Nés en Ethiopie, ils ont été adoptés comme des milliers d’autres enfants éthiopiens. Arrachés à leur famille par une association malveillante, ils ont atterri dans des familles françaises qui souhaitaient adopter. Aujourd’hui adultes, ils ont pu renouer des liens avec leur famille éthiopienne.

Novembre 2020 : une jeune fille qui a fui, comme des millions d’Éthiopiens, le conflit entre le Soudan et l’Éthiopie dans la région du Tigray.• Crédits : Ashraf ShazlyAFP

Ce sont des histoires marquées par le mensonge et la dissimulation, où se mêlent et s’emmêlent des violences symboliques et physiques, des identités clivées, troublées, brisées. Ils sont nés en Éthiopie mais ont été enlevés à leurs familles, adoptés par le biais d’une association catholique, les Enfants de Reine de Miséricorde.

Samuel est l’un d’eux. Il arrive en France en 1996 avec ses deux sœurs. Il se rappelle peu ses parents biologiques, qui meurent dans son enfance. Avant son adoption via les Enfants de Reine de Miséricorde, il est placé dans un orphelinat.

Je n’étais pas préparé à un départ pour la France. On nous a nettoyés comme des voitures pour qu’on soit présentable. 

Quand il rencontre ses parents adoptifs, catholiques très pratiquants, Samuel reste dans l’incompréhension. Avec ses deux sœurs, il arrive dans le Limousin au sein d’une famille de six enfants, dont deux sont adoptés. 

Son quotidien est marqué par l’absence de plaisir : l’éducation est sévère, ponctuée de corrections corporelles. Si Samuel n’a que peu de souvenirs, il se rappelle son inimitié…

Ils me dégoutaient un petit peu. Lui avait une barbe qui me révulsait. Je trouvais qu’ils sentaient mauvais, je les trouvais moches et effrayants.

À mesure qu’il grandit, les coups et violences augmentent. Sa première sœur finit par quitter le foyer après une scène de violences avec la mère adoptive :

Elle lui mettait des coups sur la tête. Ma sœur s’est levée et l’a plaquée contre le mur, et elle est partie. Là, ça a été un prétexte pour dire que ma sœur était extrêmement violente, que c’était un danger et qu’il fallait la placer.

La seconde sœur de Samuel finit aussi par partir, avant qu’il ne parte lui-même loin de Paris, sans le sou, sans personne.

Je n’ai même pas le sentiment d’avoir été désiré, en fait. Je ne les appelle même pas mes parents, car il n’y a rien en commun entre des parents et ces personnes-là, rien de positif qui nous relie.

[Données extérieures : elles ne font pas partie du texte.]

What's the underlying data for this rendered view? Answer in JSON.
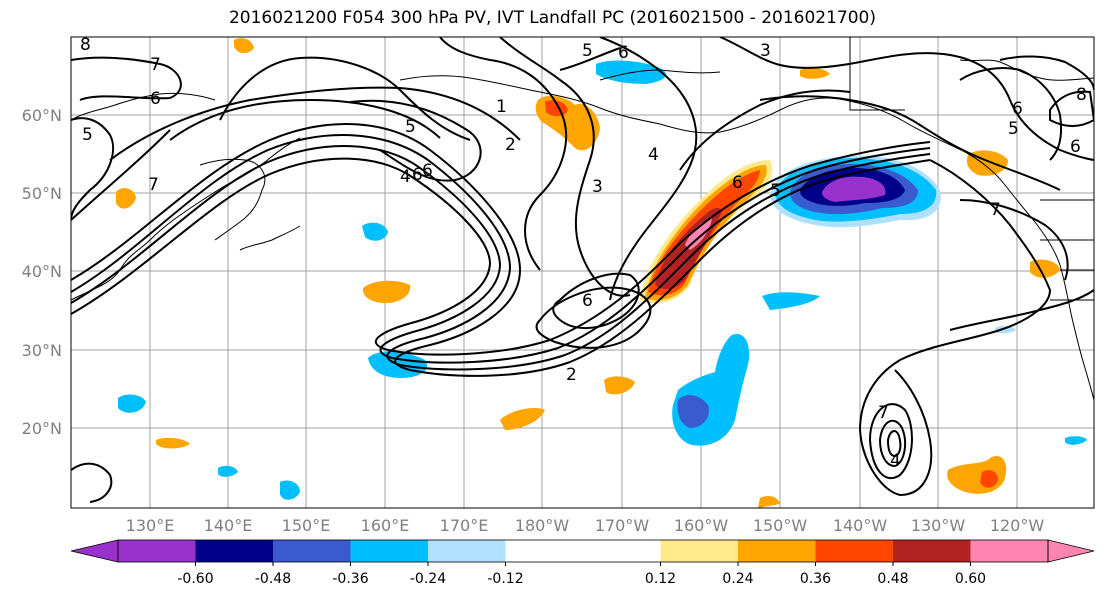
{
  "title": "2016021200 F054 300 hPa PV, IVT Landfall PC (2016021500 - 2016021700)",
  "latitude_labels": [
    "60°N",
    "50°N",
    "40°N",
    "30°N",
    "20°N"
  ],
  "longitude_labels": [
    "130°E",
    "140°E",
    "150°E",
    "160°E",
    "170°E",
    "180°W",
    "170°W",
    "160°W",
    "150°W",
    "140°W",
    "130°W",
    "120°W"
  ],
  "colorbar": {
    "colors": [
      "#9932CC",
      "#00008B",
      "#3A5BCD",
      "#00BFFF",
      "#B0E0FF",
      "#FFFFFF",
      "#FFFFFF",
      "#FFE98A",
      "#FFA500",
      "#FF4500",
      "#B22222",
      "#FF85B0"
    ],
    "tick_labels": [
      "-0.60",
      "-0.48",
      "-0.36",
      "-0.24",
      "-0.12",
      "0.12",
      "0.24",
      "0.36",
      "0.48",
      "0.60"
    ]
  },
  "contour_labels": [
    "6",
    "7",
    "5",
    "6",
    "5",
    "3",
    "6",
    "5",
    "2",
    "1",
    "6",
    "4",
    "3",
    "6",
    "5",
    "6",
    "2",
    "7",
    "7",
    "8",
    "8",
    "6",
    "7",
    "4",
    "4",
    "6",
    "5"
  ]
}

Il y a quelques mois, le jeune homme entre en contact avec d’autres enfants adoptés par l’intermédiaire des Enfants de Reine de Miséricorde. Il prend alors conscience que son cas est loin d’être isolé : son identité, comme celles d’autres enfants, a été annihilée.

Ils ont changé toute mon identité. Comme si je n’avais pas d’histoire individuelle. Mon histoire a été éradiquée. 

Malgré les tentatives de dissuasion qu’il rencontre, Samuel parvient à retourner en Éthiopie et rencontrer toute sa famille, y compris son grand père maternel :

Il m’a raconté comment il était venu devant l’orphelinat pour nous prendre chez lui, nous récupérer, et comment on lui avait même interdit de nous voir. Ça ressemble un peu à un enlèvement, quoi. […] Je me demande comment j’ai pu être dépossédé d’une telle partie de ma vie.